Researchers from the University of Leeds and Lancaster University in the United Kingdom have identified a new potential target for the treatment of Alzheimer’s disease: PDE4B.
Alzheimer’s disease is the leading cause of dementia and disability in old age. As the number of people diagnosed with Alzheimer’s disease increases, new treatments are urgently needed to improve the quality of life of people living with the disease.
PDE4B is an enzyme within cells that breaks down a molecule known as cyclic AMP, which regulates a variety of cellular processes. Building on an Australian study that identified the PDE4B gene as a risk factor for developing Alzheimer’s disease, the UK team investigated whether reducing PDE4B activity could protect against Alzheimer’s disease pathology and be a useful treatment approach. To this end, they introduced a gene to reduce PDE4B activity in a mouse model of Alzheimer’s disease (AD) that develops amyloid plaques in the brain, a key pathological feature of the disease.

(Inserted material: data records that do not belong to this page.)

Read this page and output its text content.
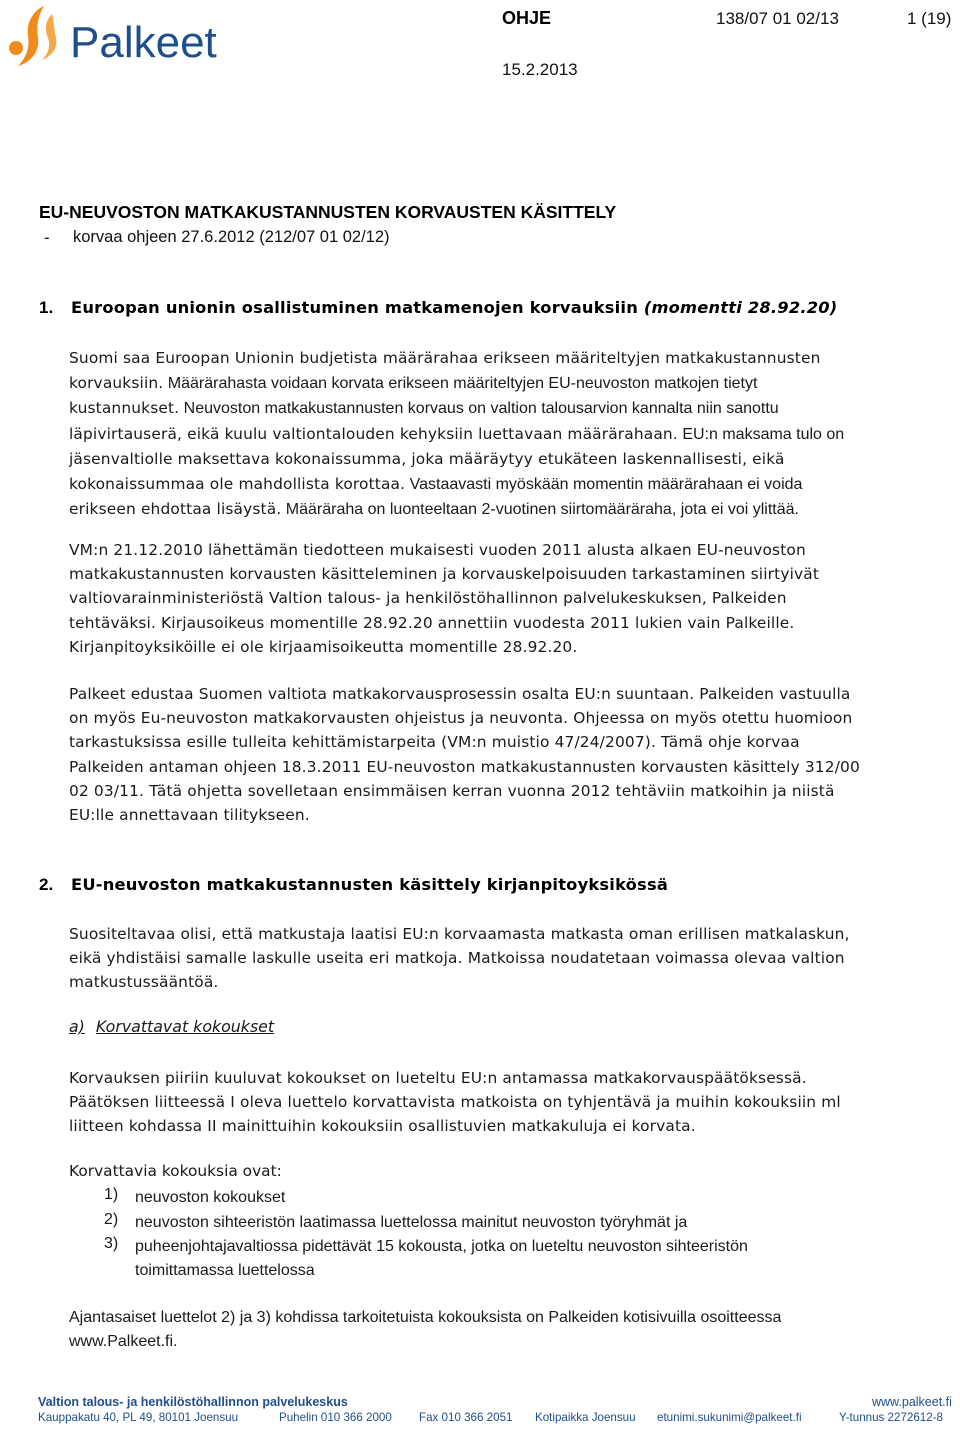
Palkeet	OHJE	138/07 01 02/13	1 (19)
15.2.2013
EU-NEUVOSTON MATKAKUSTANNUSTEN KORVAUSTEN KÄSITTELY
- korvaa ohjeen 27.6.2012 (212/07 01 02/12)
1. Euroopan unionin osallistuminen matkamenojen korvauksiin (momentti 28.92.20)
Suomi saa Euroopan Unionin budjetista määrärahaa erikseen määriteltyjen matkakustannusten
korvauksiin. Määrärahasta voidaan korvata erikseen määriteltyjen EU-neuvoston matkojen tietyt
kustannukset. Neuvoston matkakustannusten korvaus on valtion talousarvion kannalta niin sanottu
läpivirtauserä, eikä kuulu valtiontalouden kehyksiin luettavaan määrärahaan. EU:n maksama tulo on
jäsenvaltiolle maksettava kokonaissumma, joka määräytyy etukäteen laskennallisesti, eikä
kokonaissummaa ole mahdollista korottaa. Vastaavasti myöskään momentin määrärahaan ei voida
erikseen ehdottaa lisäystä. Määräraha on luonteeltaan 2-vuotinen siirtomääräraha, jota ei voi ylittää.
VM:n 21.12.2010 lähettämän tiedotteen mukaisesti vuoden 2011 alusta alkaen EU-neuvoston
matkakustannusten korvausten käsitteleminen ja korvauskelpoisuuden tarkastaminen siirtyivät
valtiovarainministeriöstä Valtion talous- ja henkilöstöhallinnon palvelukeskuksen, Palkeiden
tehtäväksi. Kirjausoikeus momentille 28.92.20 annettiin vuodesta 2011 lukien vain Palkeille.
Kirjanpitoyksiköille ei ole kirjaamisoikeutta momentille 28.92.20.
Palkeet edustaa Suomen valtiota matkakorvausprosessin osalta EU:n suuntaan. Palkeiden vastuulla
on myös Eu-neuvoston matkakorvausten ohjeistus ja neuvonta. Ohjeessa on myös otettu huomioon
tarkastuksissa esille tulleita kehittämistarpeita (VM:n muistio 47/24/2007). Tämä ohje korvaa
Palkeiden antaman ohjeen 18.3.2011 EU-neuvoston matkakustannusten korvausten käsittely 312/00
02 03/11. Tätä ohjetta sovelletaan ensimmäisen kerran vuonna 2012 tehtäviin matkoihin ja niistä
EU:lle annettavaan tilitykseen.
2. EU-neuvoston matkakustannusten käsittely kirjanpitoyksikössä
Suositeltavaa olisi, että matkustaja laatisi EU:n korvaamasta matkasta oman erillisen matkalaskun,
eikä yhdistäisi samalle laskulle useita eri matkoja. Matkoissa noudatetaan voimassa olevaa valtion
matkustussääntöä.
a) Korvattavat kokoukset
Korvauksen piiriin kuuluvat kokoukset on lueteltu EU:n antamassa matkakorvauspäätöksessä.
Päätöksen liitteessä I oleva luettelo korvattavista matkoista on tyhjentävä ja muihin kokouksiin ml
liitteen kohdassa II mainittuihin kokouksiin osallistuvien matkakuluja ei korvata.
Korvattavia kokouksia ovat:
1) neuvoston kokoukset
2) neuvoston sihteeristön laatimassa luettelossa mainitut neuvoston työryhmät ja
3) puheenjohtajavaltiossa pidettävät 15 kokousta, jotka on lueteltu neuvoston sihteeristön
toimittamassa luettelossa
Ajantasaiset luettelot 2) ja 3) kohdissa tarkoitetuista kokouksista on Palkeiden kotisivuilla osoitteessa
www.Palkeet.fi.
Valtion talous- ja henkilöstöhallinnon palvelukeskus	www.palkeet.fi
Kauppakatu 40, PL 49, 80101 Joensuu	Puhelin 010 366 2000 Fax 010 366 2051 Kotipaikka Joensuu etunimi.sukunimi@palkeet.fi	Y-tunnus 2272612-8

The researchers observed that AD mice showed memory deficits in maze tests, but memory was not affected in AD mice with genetically reduced PDE4B activity. Using functional brain imaging, the team found that glucose metabolism, the main source of energy in the brain, was altered in AD mice, as seen in patients with the disease. However, AD mice with genetically reduced PDE4B activity showed healthy levels of glucose metabolism in the brain.

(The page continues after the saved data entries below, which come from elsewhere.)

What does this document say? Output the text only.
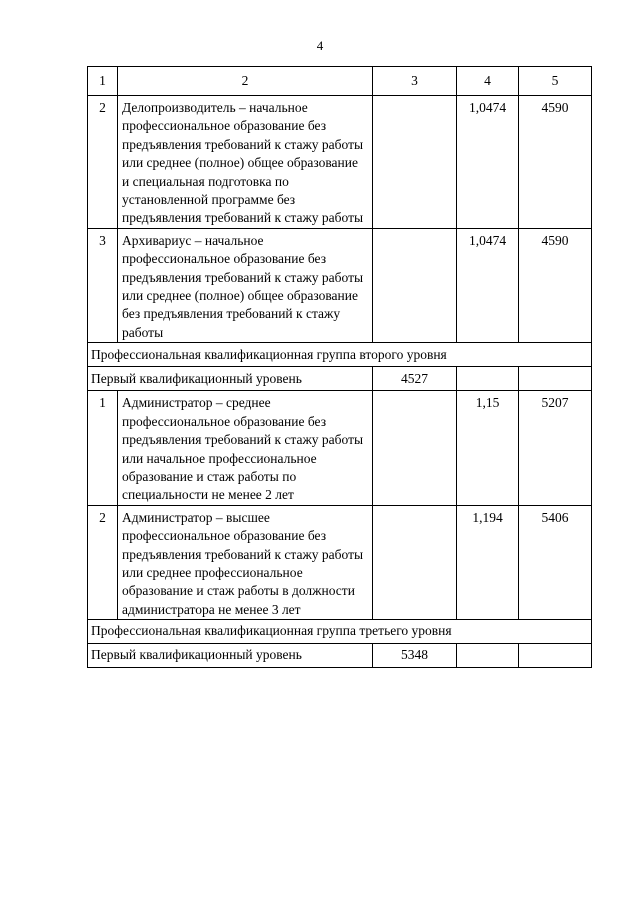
4
1	2	3	4	5
2	Делопроизводитель – начальное профессиональное образование без предъявления требований к стажу работы или среднее (полное) общее образование и специальная подготовка по установленной программе без предъявления требований к стажу работы		1,0474	4590
3	Архивариус – начальное профессиональное образование без предъявления требований к стажу работы или среднее (полное) общее образование без предъявления требований к стажу работы		1,0474	4590
Профессиональная квалификационная группа второго уровня				
Первый квалификационный уровень		4527		
1	Администратор – среднее профессиональное образование без предъявления требований к стажу работы или начальное профессиональное образование и стаж работы по специальности не менее 2 лет		1,15	5207
2	Администратор – высшее профессиональное образование без предъявления требований к стажу работы или среднее профессиональное образование и стаж работы в должности администратора не менее 3 лет		1,194	5406
Профессиональная квалификационная группа третьего уровня				
Первый квалификационный уровень		5348		
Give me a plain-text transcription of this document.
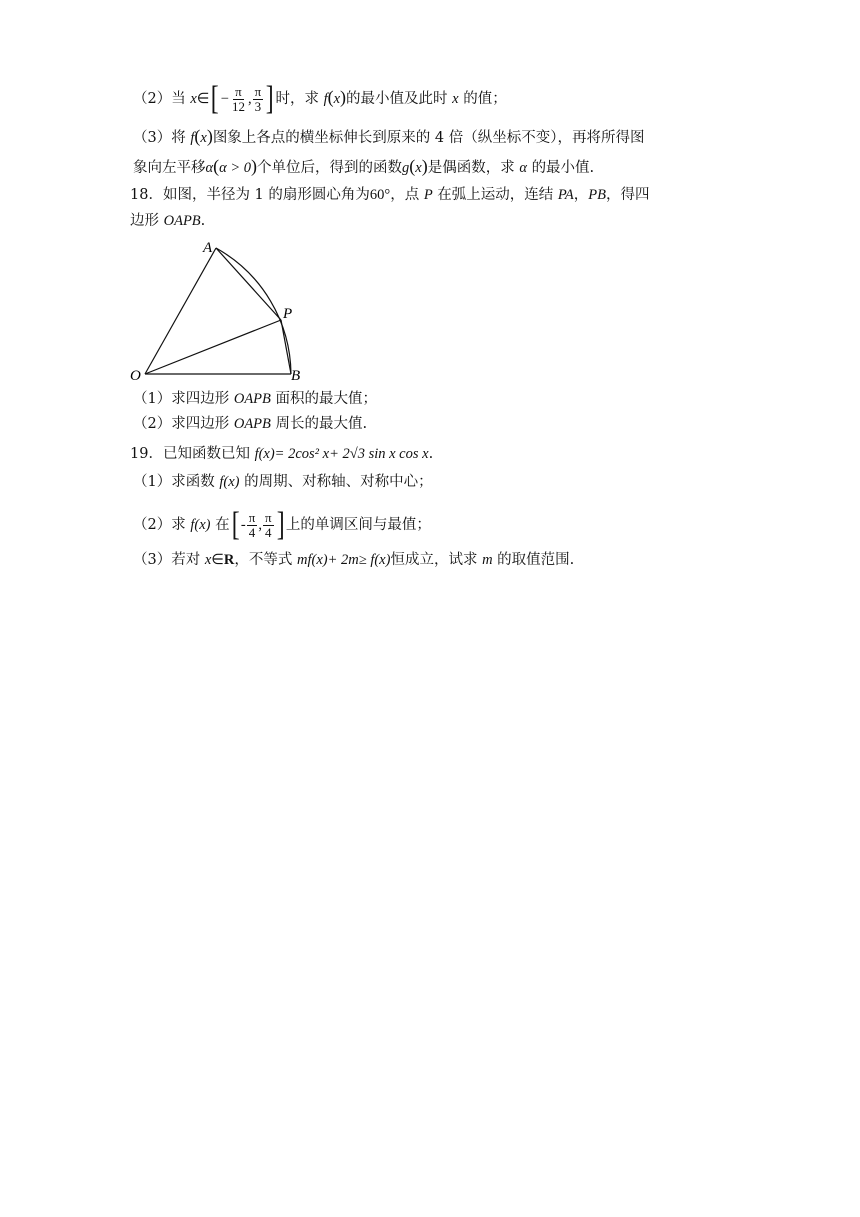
（2）当 x∈[ − $\frac{\pi}{12}$ , $\frac{\pi}{3}$ ] 时，求 f(x)的最小值及此时 x 的值；
（3）将 f(x)图象上各点的横坐标伸长到原来的 4 倍（纵坐标不变），再将所得图
象向左平移α(α > 0)个单位后，得到的函数g(x)是偶函数，求 α 的最小值.
18．如图，半径为 1 的扇形圆心角为60°，点 P 在弧上运动，连结 PA，PB，得四
边形 OAPB.
A
P
O	B
（1）求四边形 OAPB 面积的最大值；
（2）求四边形 OAPB 周长的最大值.
19．已知函数已知 f(x)= 2cos² x+ 2√3 sin x cos x.
（1）求函数 f(x) 的周期、对称轴、对称中心；
（2）求 f(x) 在[ - $\frac{\pi}{4}$ , $\frac{\pi}{4}$ ] 上的单调区间与最值；
（3）若对 x∈R，不等式 mf(x)+ 2m≥ f(x)恒成立，试求 m 的取值范围.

To understand the mechanisms involved, the researchers next looked at gene and protein expression levels in the brain. This identified increased inflammation in the brains of AD mice, like that seen in patients with Alzheimer’s disease, but inflammation was lower in AD mice with genetically reduced PDE4B activity. Similar effects were observed for other proteins involved in Alzheimer’s disease pathology. Overall, these data suggest that reducing PDE4B activity could be a useful approach for the treatment of Alzheimer’s disease, although more research is needed to validate the use of drugs targeting the enzyme.
Dr Steven Clapcote, lead researcher at the University of Leeds, said: “Reducing the activity of the PDE4B enzyme had a profound protective effect on memory and glucose metabolism in the AD mouse model, despite that these mice did not show any decrease in the number of amyloid plaques in the brain, raising the possibility that reducing PDE4B activity may protect against cognitive decline not only in Alzheimer’s disease but also in other forms. of dementia, such as Huntington’s disease.
Dr Neil Dawson, co-author of the paper, from Lancaster University, echoed these sentiments: “These results offer real hope for the development of new treatments that will benefit patients with Alzheimer’s disease in the future. It was Intriguing to discover that reducing PDE4B activity by just 27% could dramatically rescue memory, brain function and inflammation in AD mice. “The next stage is to test whether PDE4B inhibitor drugs have similar beneficial effects in the mouse model of AD, to test their potential efficacy in Alzheimer’s disease.”
The research was published in the journal Nature Portfolio. Neuropsychopharmacology and was supported by Dunhill Medical Trust, BBSRC, Alzheimer’s Research UK and the Scientific and Technological Research Council of Turkey.